俺は、本日何回目になるか分からないため息をついた。
◇◇◇
その頃——
獣人国の中心部にある巨木の中で、一つの蝋燭がゆらりと揺れていた。部屋は薄暗く、一つの窓から入って来た僅かな光が部屋を二つに分けている。
赤いカーペットが敷かれた先で、一人の男が豪華な椅子に座っている。その男の目は、暗闇の中であるにも関わらずほんのりと光っていた。
コツ、コツと地面を小さく蹴るような音がして、扉が開かれた。
「当主様、ご報告があります。」
そう言って現れたのは煤のような色の髪をした少女。手には紙の束が乗っている。彼女は青白く細い指先で、ゆっくりと紙をめくった。
「どうやらマリン様が、獣人国に帰って来られたようです。」
その言葉に、男の指がピクリと動く。
「今は、『マイリン』と名乗っているとか。」
「……あの家出娘。ようやく帰ってきおったか。
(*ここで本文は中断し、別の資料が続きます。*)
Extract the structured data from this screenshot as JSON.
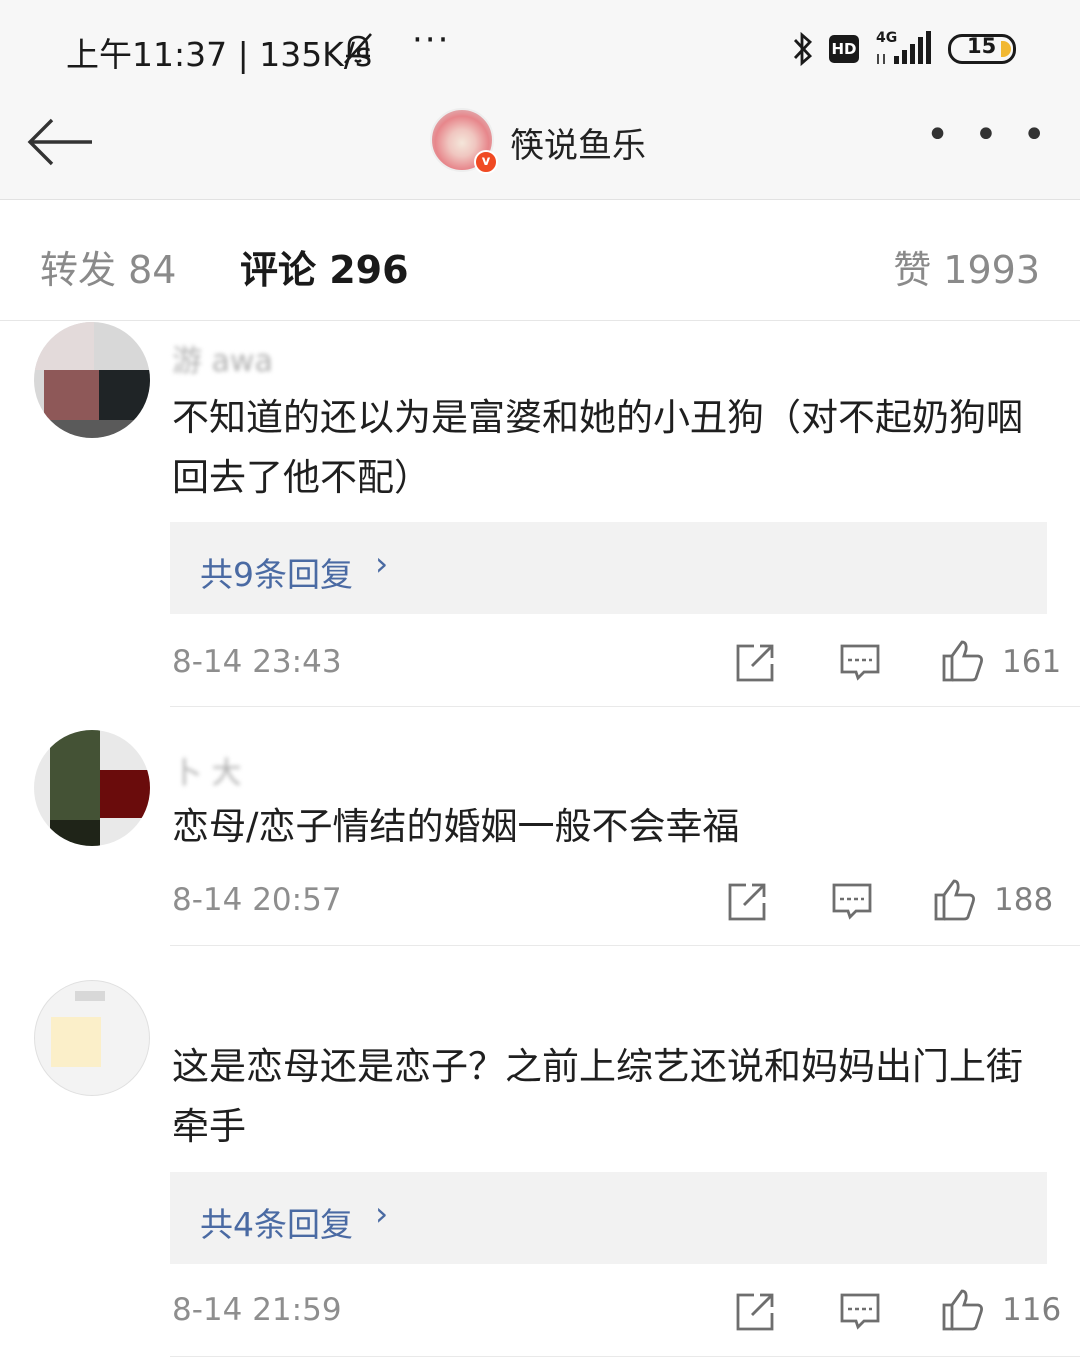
{
  "status_bar": {
    "time_speed": "上午11:37 | 135K/s",
    "more": "···",
    "hd": "HD",
    "network": "4G",
    "battery": "15"
  },
  "header": {
    "author": "筷说鱼乐",
    "verified_badge": "v",
    "more": "• • •"
  },
  "tabs": {
    "repost": "转发 84",
    "comment": "评论 296",
    "like": "赞 1993"
  },
  "comments": [
    {
      "name_fragment": "游 awa",
      "text": "不知道的还以为是富婆和她的小丑狗（对不起奶狗咽回去了他不配）",
      "replies": "共9条回复",
      "time": "8-14 23:43",
      "likes": "161"
    },
    {
      "name_fragment": "卜 大",
      "text": "恋母/恋子情结的婚姻一般不会幸福",
      "time": "8-14 20:57",
      "likes": "188"
    },
    {
      "name_fragment": "",
      "text": "这是恋母还是恋子？之前上综艺还说和妈妈出门上街牵手",
      "replies": "共4条回复",
      "time": "8-14 21:59",
      "likes": "116"
    }
  ],
  "icons": {
    "back": "arrow-left-icon",
    "repost": "share-icon",
    "comment": "comment-icon",
    "like": "thumbs-up-icon",
    "chevron": "chevron-right-icon"
  },
  "colors": {
    "link_blue": "#4a6aa3",
    "verified_orange": "#f04a23",
    "muted_grey": "#8e8e8e"
  }
}
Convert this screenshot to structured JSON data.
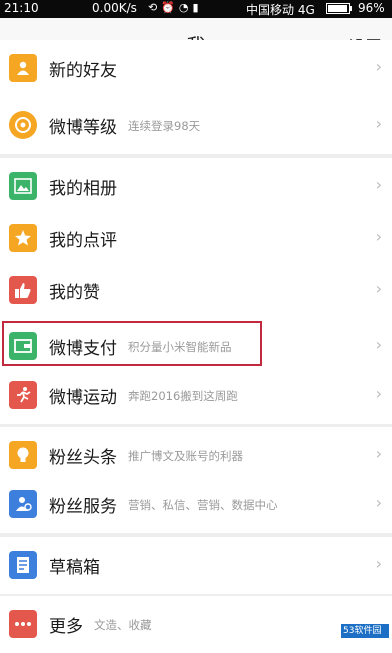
{
  "status_bar": {
    "time": "21:10",
    "network_speed": "0.00K/s",
    "carrier": "中国移动 4G",
    "battery": "96%",
    "battery_level": 0.96
  },
  "nav": {
    "title": "我",
    "settings_label": "设置"
  },
  "menu": {
    "new_friends": {
      "label": "新的好友",
      "icon": "person-icon"
    },
    "weibo_level": {
      "label": "微博等级",
      "sub": "连续登录98天",
      "icon": "level-badge-icon"
    },
    "my_album": {
      "label": "我的相册",
      "icon": "image-icon"
    },
    "my_reviews": {
      "label": "我的点评",
      "icon": "review-star-icon"
    },
    "my_likes": {
      "label": "我的赞",
      "icon": "thumbs-up-icon"
    },
    "weibo_pay": {
      "label": "微博支付",
      "sub": "积分量小米智能新品",
      "icon": "wallet-icon"
    },
    "weibo_sports": {
      "label": "微博运动",
      "sub": "奔跑2016搬到这周跑",
      "icon": "runner-icon"
    },
    "fan_headlines": {
      "label": "粉丝头条",
      "sub": "推广博文及账号的利器",
      "icon": "lightbulb-icon"
    },
    "fan_service": {
      "label": "粉丝服务",
      "sub": "营销、私信、营销、数据中心",
      "icon": "fan-person-icon"
    },
    "drafts": {
      "label": "草稿箱",
      "icon": "document-icon"
    },
    "more": {
      "label": "更多",
      "sub": "文造、收藏",
      "icon": "more-dots-icon"
    }
  },
  "colors": {
    "accent_orange": "#f5a623",
    "green": "#3bb46a",
    "red": "#e4574c",
    "blue": "#3d7fdc",
    "highlight_red": "#c2283e"
  },
  "watermark": "53软件园"
}
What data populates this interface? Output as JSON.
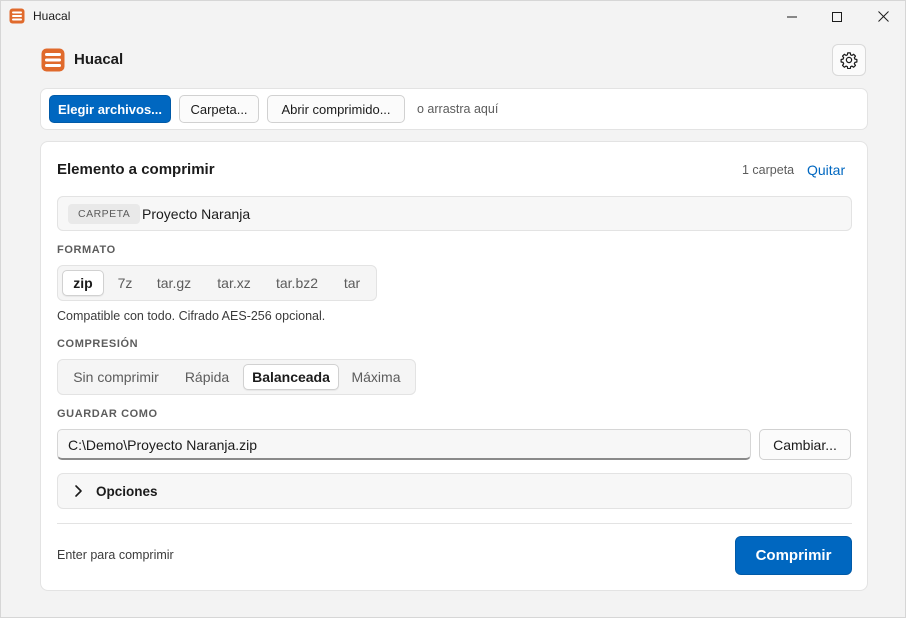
{
  "window": {
    "title": "Huacal",
    "icon": "crate-icon"
  },
  "header": {
    "app_name": "Huacal",
    "settings_icon": "gear-icon"
  },
  "toolbar": {
    "choose_files": "Elegir archivos...",
    "folder": "Carpeta...",
    "open_archive": "Abrir comprimido...",
    "drop_hint": "o arrastra aquí"
  },
  "card": {
    "title": "Elemento a comprimir",
    "count": "1 carpeta",
    "remove": "Quitar",
    "item": {
      "tag": "CARPETA",
      "name": "Proyecto Naranja"
    },
    "format": {
      "label": "FORMATO",
      "options": [
        "zip",
        "7z",
        "tar.gz",
        "tar.xz",
        "tar.bz2",
        "tar"
      ],
      "selected": "zip",
      "description": "Compatible con todo. Cifrado AES-256 opcional."
    },
    "compression": {
      "label": "COMPRESIÓN",
      "options": [
        "Sin comprimir",
        "Rápida",
        "Balanceada",
        "Máxima"
      ],
      "selected": "Balanceada"
    },
    "save_as": {
      "label": "GUARDAR COMO",
      "path": "C:\\Demo\\Proyecto Naranja.zip",
      "change": "Cambiar..."
    },
    "options": {
      "label": "Opciones"
    },
    "footer": {
      "hint": "Enter para comprimir",
      "compress": "Comprimir"
    }
  },
  "colors": {
    "accent": "#0067c0",
    "logo": "#e06a2c"
  }
}
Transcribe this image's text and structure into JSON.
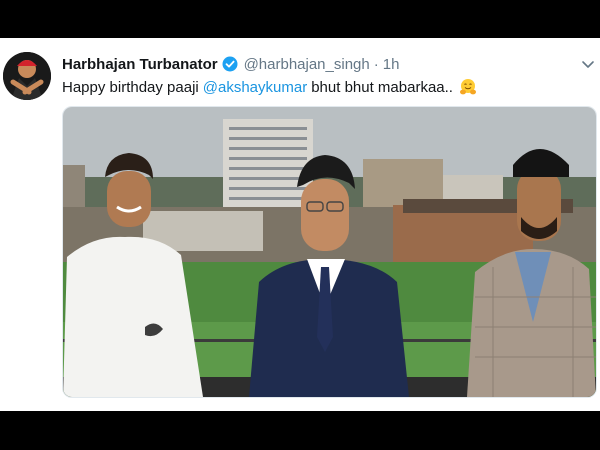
{
  "tweet": {
    "display_name": "Harbhajan Turbanator",
    "handle": "@harbhajan_singh",
    "separator": "·",
    "time": "1h",
    "text_before": "Happy birthday paaji",
    "mention": "@akshaykumar",
    "text_after": "bhut bhut mabarkaa..",
    "verified_icon": "verified-badge-icon",
    "emoji": "hugging-face-emoji"
  },
  "colors": {
    "text": "#14171a",
    "secondary": "#657786",
    "link": "#1b95e0",
    "verified": "#1da1f2"
  },
  "media": {
    "description_icon": "photo"
  }
}
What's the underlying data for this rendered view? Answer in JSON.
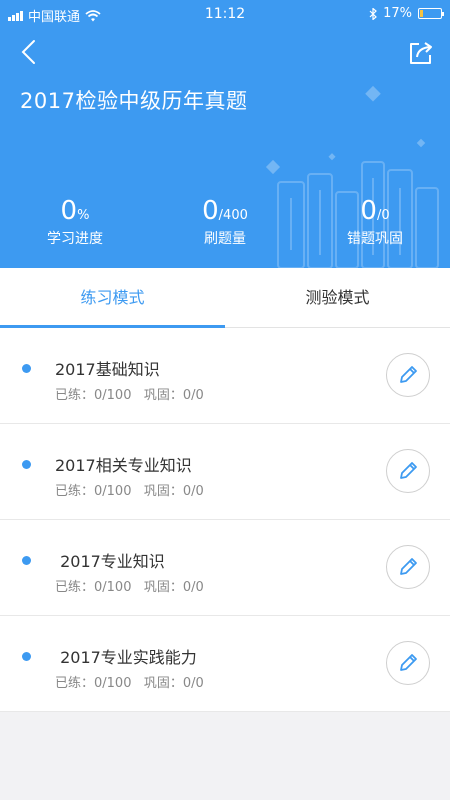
{
  "status_bar": {
    "carrier": "中国联通",
    "time": "11:12",
    "battery": "17%"
  },
  "header": {
    "title": "2017检验中级历年真题"
  },
  "stats": [
    {
      "value": "0",
      "unit": "%",
      "label": "学习进度"
    },
    {
      "value": "0",
      "unit": "/400",
      "label": "刷题量"
    },
    {
      "value": "0",
      "unit": "/0",
      "label": "错题巩固"
    }
  ],
  "tabs": [
    {
      "label": "练习模式",
      "active": true
    },
    {
      "label": "测验模式",
      "active": false
    }
  ],
  "items": [
    {
      "name": "2017基础知识",
      "practiced": "已练：0/100",
      "consolidated": "巩固：0/0"
    },
    {
      "name": "2017相关专业知识",
      "practiced": "已练：0/100",
      "consolidated": "巩固：0/0"
    },
    {
      "name": " 2017专业知识",
      "practiced": "已练：0/100",
      "consolidated": "巩固：0/0"
    },
    {
      "name": " 2017专业实践能力",
      "practiced": "已练：0/100",
      "consolidated": "巩固：0/0"
    }
  ],
  "colors": {
    "primary": "#3d9af1",
    "battery_low": "#f6c342"
  }
}
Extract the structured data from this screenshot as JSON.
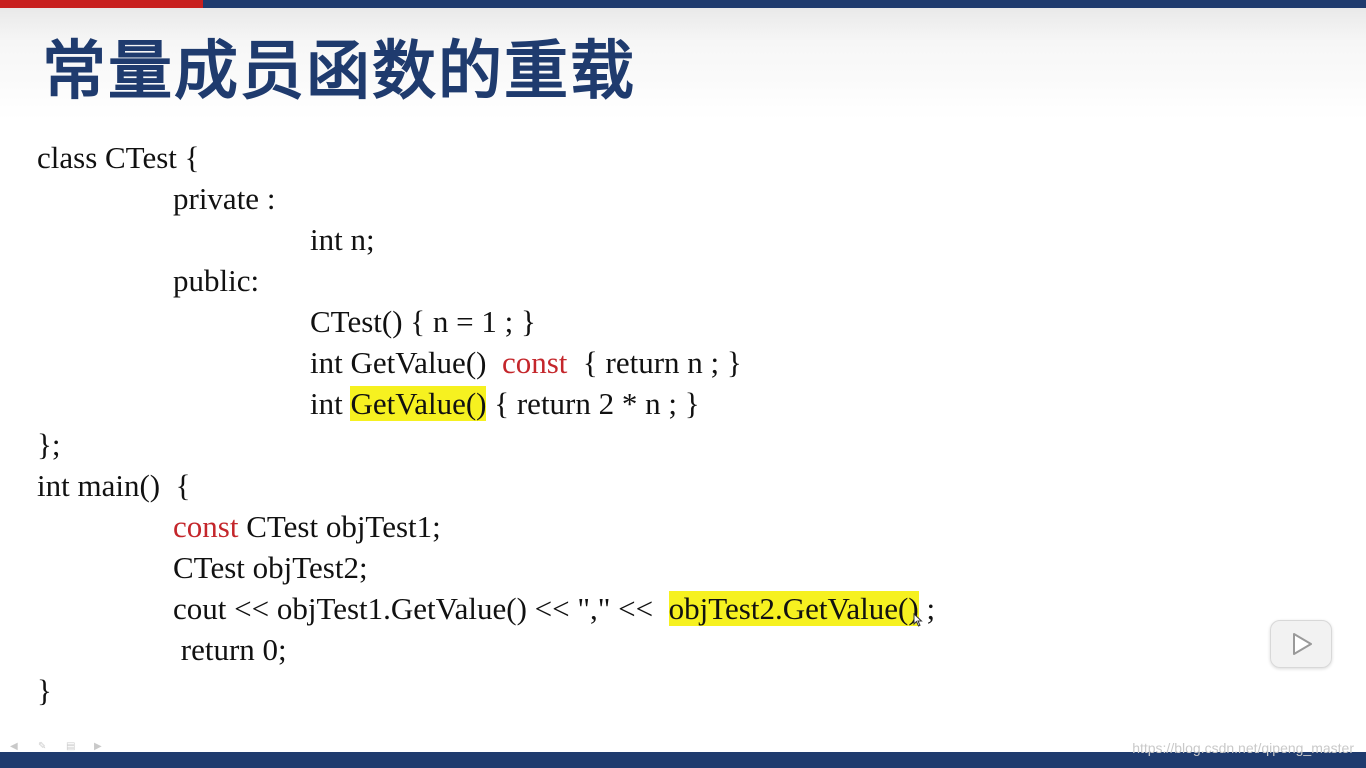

」
その声は、驚くほど冷え切っていて、まるで感情がないかのように凪いでいた。
男はゆっくりと立ち上がる。そして少女の方へと向かって行った。
「当主様、資料はこちらに……」
そう言って、少女は紙を差し出す。
男は紙を受け取ると、それを地面に叩きつけた。
紙は音を立てずに地面に散らばる。
少女は息を吞み、一歩後ろに下がった。
だがその瞬間、彼女は壁に叩きつけられた。
ガホッ
少女はえずいて血を吐く。真っ赤なカーペットに血が滴った。
「弱い。」
その言葉に、少女は身を強張らせた。
地面に這いつくばって、許しを請うように頭を下げる。
「弱い。弱い弱い弱い弱い弱い弱い。」
男は狂ったように呟きながら、少女を蹴り続ける。
そのたびに、少女は痛みで震えた。
「人間が、俺の部屋に入って来るな。」
男がそういった頃には、少女はほとんど動かなくなった。
「弱者に、生きる価値などない。」
男は、まるで演説でもするような口調で言った。
「お前は強くなっただろうな、マリン?」
男はそう言って、部屋の外に出る。
血を吐く少女の前で、扉は音を立てて閉じていった。